CTX PROTECTION SOCIALE, 28 mai 2024 — 19/02014
Texte intégral
MINUTE N° :
TRIBUNAL JUDICIAIRE DE LYON
POLE SOCIAL - CONTENTIEUX GENERAL
REPUBLIQUE FRANCAISE AU NOM DU PEUPLE FRANCAIS
JUGEMENT DU :
MAGISTRAT :
ASSESSEURS:
DÉBATS :
PRONONCE :
AFFAIRE :
NUMÉRO R.G :
28 Mai 2024
Julien FERRAND, président
Flore MAUNIER, assesseur collège employeur Marie-José MARQUES, assesseur collège salarié
assistés lors des débats et du prononcé du jugement par Maëva GIANNONE, greffiere
tenus en audience publique le 26 Mars 2024
jugement contradictoire, rendu en dernier ressort, le 28 Mai 2024 par le même magistrat
EHPAD [3] C/ CPAM DU RHONE
N° RG 19/02014 - N° Portalis DB2H-W-B7D-T7Z6
DEMANDERESSE
L’EHPAD [3], dont le siège social est sis [Adresse 1] Représentée par Madame [S] [M], directrice de l’EHPAD
DÉFENDERESSE
LA CPAM DU RHONE, dont le siège social est sis [Adresse 2] Représentée par Madame [F] [Z], audiencière munie d’un pouvoir
Notification le : Une copie certifiée conforme à :
EHPAD [3] CPAM DU RHONE
Une copie exécutoire à :
CPAM DU RHONE Une copie certifiée conforme au dossier
EXPOSE DU LITIGE
Par courrier du 14 mars 2017, la caisse primaire d'assurance maladie du Rhône a notifié à Madame [C] [R], médecin salarié auprès de trois établissements dont l'EHPAD [3], un indu à hauteur de 551,95 € au titre d'indemnités journalières maladie versées du 7 au 28 février 2017.
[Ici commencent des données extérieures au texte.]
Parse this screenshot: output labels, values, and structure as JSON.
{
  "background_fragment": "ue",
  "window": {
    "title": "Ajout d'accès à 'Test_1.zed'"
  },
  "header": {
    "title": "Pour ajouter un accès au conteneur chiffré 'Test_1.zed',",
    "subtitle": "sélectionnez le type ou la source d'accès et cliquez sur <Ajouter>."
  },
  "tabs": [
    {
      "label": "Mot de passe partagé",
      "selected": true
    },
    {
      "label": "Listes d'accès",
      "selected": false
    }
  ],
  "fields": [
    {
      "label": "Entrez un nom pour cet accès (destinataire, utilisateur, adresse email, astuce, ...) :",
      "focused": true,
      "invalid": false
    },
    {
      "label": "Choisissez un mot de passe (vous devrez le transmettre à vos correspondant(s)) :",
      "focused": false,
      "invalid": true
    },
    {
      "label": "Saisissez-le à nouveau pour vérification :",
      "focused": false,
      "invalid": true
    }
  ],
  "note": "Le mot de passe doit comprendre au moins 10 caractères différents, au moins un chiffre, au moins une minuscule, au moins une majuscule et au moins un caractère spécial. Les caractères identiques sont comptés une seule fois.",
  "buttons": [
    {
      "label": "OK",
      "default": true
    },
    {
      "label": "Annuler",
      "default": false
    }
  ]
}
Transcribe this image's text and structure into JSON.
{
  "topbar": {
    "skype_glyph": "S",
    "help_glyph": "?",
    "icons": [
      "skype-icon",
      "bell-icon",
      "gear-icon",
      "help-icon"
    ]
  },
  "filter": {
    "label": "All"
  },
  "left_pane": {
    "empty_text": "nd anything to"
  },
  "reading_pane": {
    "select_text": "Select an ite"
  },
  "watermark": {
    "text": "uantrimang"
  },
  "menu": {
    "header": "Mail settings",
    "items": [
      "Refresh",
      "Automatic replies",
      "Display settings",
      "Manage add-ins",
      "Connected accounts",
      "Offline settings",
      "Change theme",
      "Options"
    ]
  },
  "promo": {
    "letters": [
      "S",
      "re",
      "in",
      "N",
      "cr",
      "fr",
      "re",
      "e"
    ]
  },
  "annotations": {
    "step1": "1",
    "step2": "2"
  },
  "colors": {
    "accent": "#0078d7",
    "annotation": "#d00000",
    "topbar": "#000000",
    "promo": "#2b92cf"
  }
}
Par décision notifiée par courrier daté du 11 avril 2019, la commission de recours amiable a confirmé le bien-fondé de l'indu.
Par lettre recommandée avec accusé de réception adressée le 14 juin 2019, l'EHPAD [3] a saisi le pôle social du tribunal de grande instance de Lyon.
Aux termes de sa requête, l'établissement expose qu'il a initialement établi une attestation de salaire pour le paiement des indemnités journalières maladie mentionnant une subrogation du 7 février 2017 au 7 février 2018, rectifiée par une attestation du 31 mars 2017 n'indiquant pas de période de subrogation, et que la retenue de salaire a été portée sur le bulletin de salaire du mois de mars 2017 pour un montant de 970,44 €.
A l'audience du 26 mars 2024, l'EHPAD [3], représenté par sa directrice Madame [M] [S], reconnaît qu'il n'a pas capacité pour agir.
Aux termes de ses conclusions reprises à l'audience, la caisse primaire d'assurance maladie du Rhône soulève l'irrecevabilité de l'action engagée par l'EHPAD [3] en l'absence de qualité pour agir.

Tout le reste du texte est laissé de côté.